On February 25, the luxury yacht Cheetah Moon arrives in Simpson Bay. On board is among others chef Ludovic Guillevin. The crew goes out in the evening to Jimbo’s Bar and while everybody returns to the yacht after the establishment closes, Guillevin decides to have some more fun. When he walks in the direction of the airport, he is picked up by the two Dominicans. They force him into their car, and drive to the beach in Mullet Bay. There they drag their victim out of the car; they hit him, kick him, bash him on the head with a coconut and stab him sex times. Two of the stab wounds are potentially fatal. When their victim was unconscious, the Dominicans attempted to set his shirt on fire.

Sherwan R. told the court that Curtley R. was the one stabbing Guillevin, but to the police he admitted earlier that he had done some stabbing of his own: “I stabbed him where I could.”

Asked how he felt about the fact that Guillevin had died, Curtley R. Said, “I was not happy about it.” That did not stop the Dominicans from striking again in the early hours of March 4, when they picked up Eduardo Nova Valdez, who had done some work as an electrician at the Karakter Beach Bar the evening before. Until midnight he spent time at the Tropicana Casino in Simpson Bay. To go home, he took a gipsy cab to Dutch Quarter.

With Curtley R. behind the wheel and his partner Sherwan R. on the backseat, this would be Nova Valdez’ last ride. The robbers did not go to Dutch Quarter but they drove against the traffic up the Cakehouse Road. There they stabbed, kicked and ill-treated their victim in a most horrible way. Forensic evidence shows that Nova Valdez was stabbed 67 times; his face was unrecognizable because the two Dominicans had smashed it in with a heavy rock in such a forceful way that the impact made of five centimeter deep hole in the rocky underground.

The “reward” for their efforts was close to zero, because Nova Valdez had just $5 in his pockets and a cell phone.

And still it was not enough: on the evening of the same day, the Dominicans picked up Foidel Luis. The victim has come home around ten o’clock that evening from a very busy day. F cleaned a pool in Cupecoy, worked a full day as a driver from Prime Distributors and a shift as a security guard at Port de Plaisance. But at eleven o’clock that evening his night shift at L’Esperance hotel was about to start.

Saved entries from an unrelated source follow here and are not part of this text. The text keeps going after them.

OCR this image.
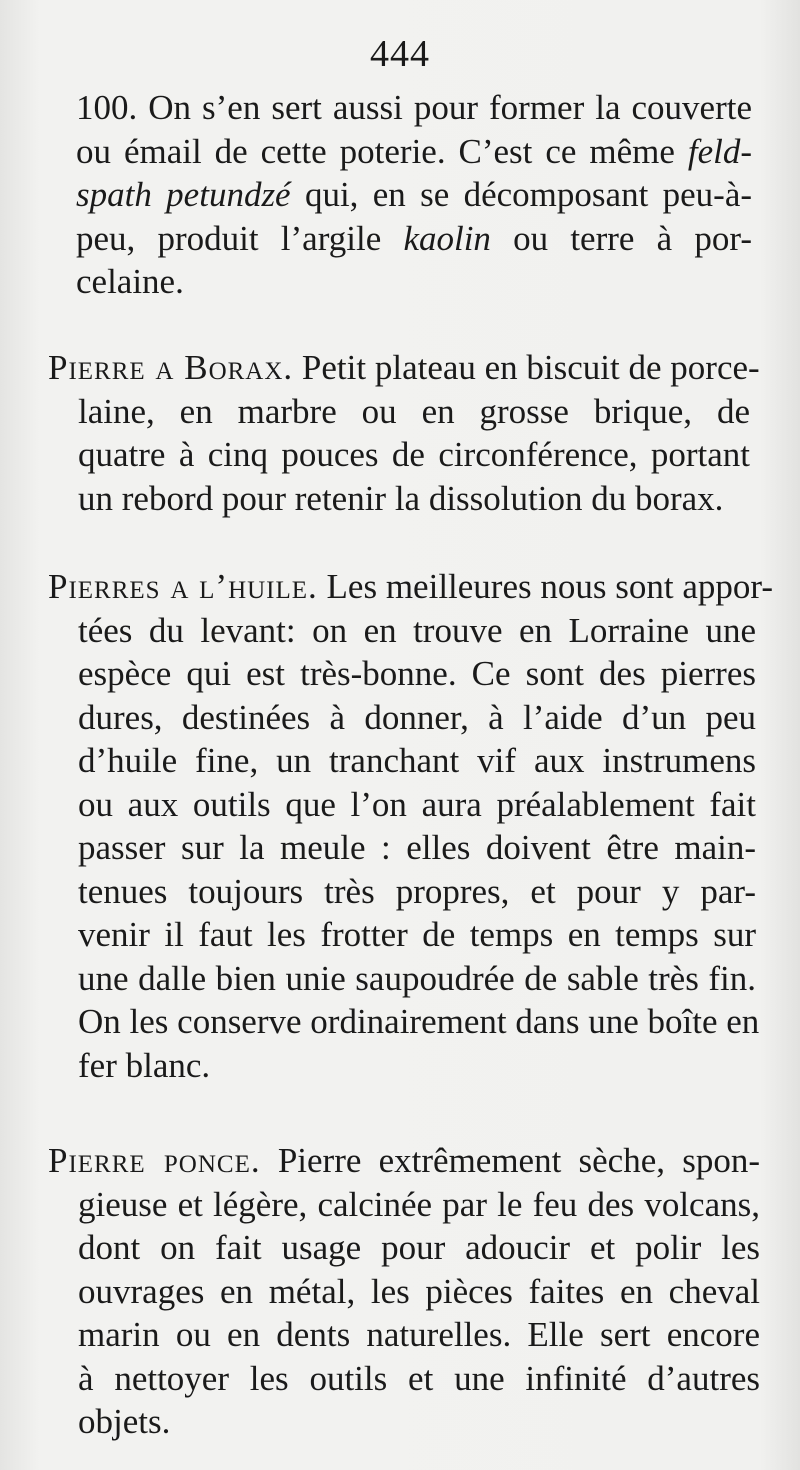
444
100. On s’en sert aussi pour former la couverte
ou émail de cette poterie. C’est ce même feld-
spath petundzé qui, en se décomposant peu-à-
peu, produit l’argile kaolin ou terre à por-
celaine.
Pierre a Borax. Petit plateau en biscuit de porce-
laine, en marbre ou en grosse brique, de
quatre à cinq pouces de circonférence, portant
un rebord pour retenir la dissolution du borax.
Pierres a l’huile. Les meilleures nous sont appor-
tées du levant: on en trouve en Lorraine une
espèce qui est très-bonne. Ce sont des pierres
dures, destinées à donner, à l’aide d’un peu
d’huile fine, un tranchant vif aux instrumens
ou aux outils que l’on aura préalablement fait
passer sur la meule : elles doivent être main-
tenues toujours très propres, et pour y par-
venir il faut les frotter de temps en temps sur
une dalle bien unie saupoudrée de sable très fin.
On les conserve ordinairement dans une boîte en
fer blanc.
Pierre ponce. Pierre extrêmement sèche, spon-
gieuse et légère, calcinée par le feu des volcans,
dont on fait usage pour adoucir et polir les
ouvrages en métal, les pièces faites en cheval
marin ou en dents naturelles. Elle sert encore
à nettoyer les outils et une infinité d’autres
objets.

Foidel Luis never arrived at this last job, because Curtley R. and Sherwan R. picked him up for a ride. They took him too, to the remote location behind Learning Unlimited, where they stabbed him, beat and kicked him and threw stones at his head that burst open on impact. They threw gasoline on their victim but did not manage to find a lighter; otherwise they would have set him on fire as well.

The prosecution detailed all these crimes in court yesterday in every painful detail. mr. Bart den Hartigh held both defendants equally responsible. “Each count by itself warrants a long prison sentence within one week they took three lives. They committed a large number of very violent crimes within a short period of time, and they were only stopped because they were arrested.”

The prosecutor said that the defendants had used extreme cruelty. “I cannot begin to describe what they have done. They say they were in it for the money, but they used much more violence than is necessary for a robbery. They gained pleasure from the violence they used. We are dealing with madmen here.”

mr. Den Hartigh said that both defendants are a danger to society. “The risk that they repeat these crimes is one that a small society like St. Maarten cannot afford. To protect the community it is in our view urgently necessary that these defendants will not get a chance to get out of jail again.”

The life sentence the prosecution demanded against both defendants is not unique, but it is rare. In the past four years, the heaviest punishment was for Devon Otto, who was sentenced to 30 years for the murder of Stanley Gumbs.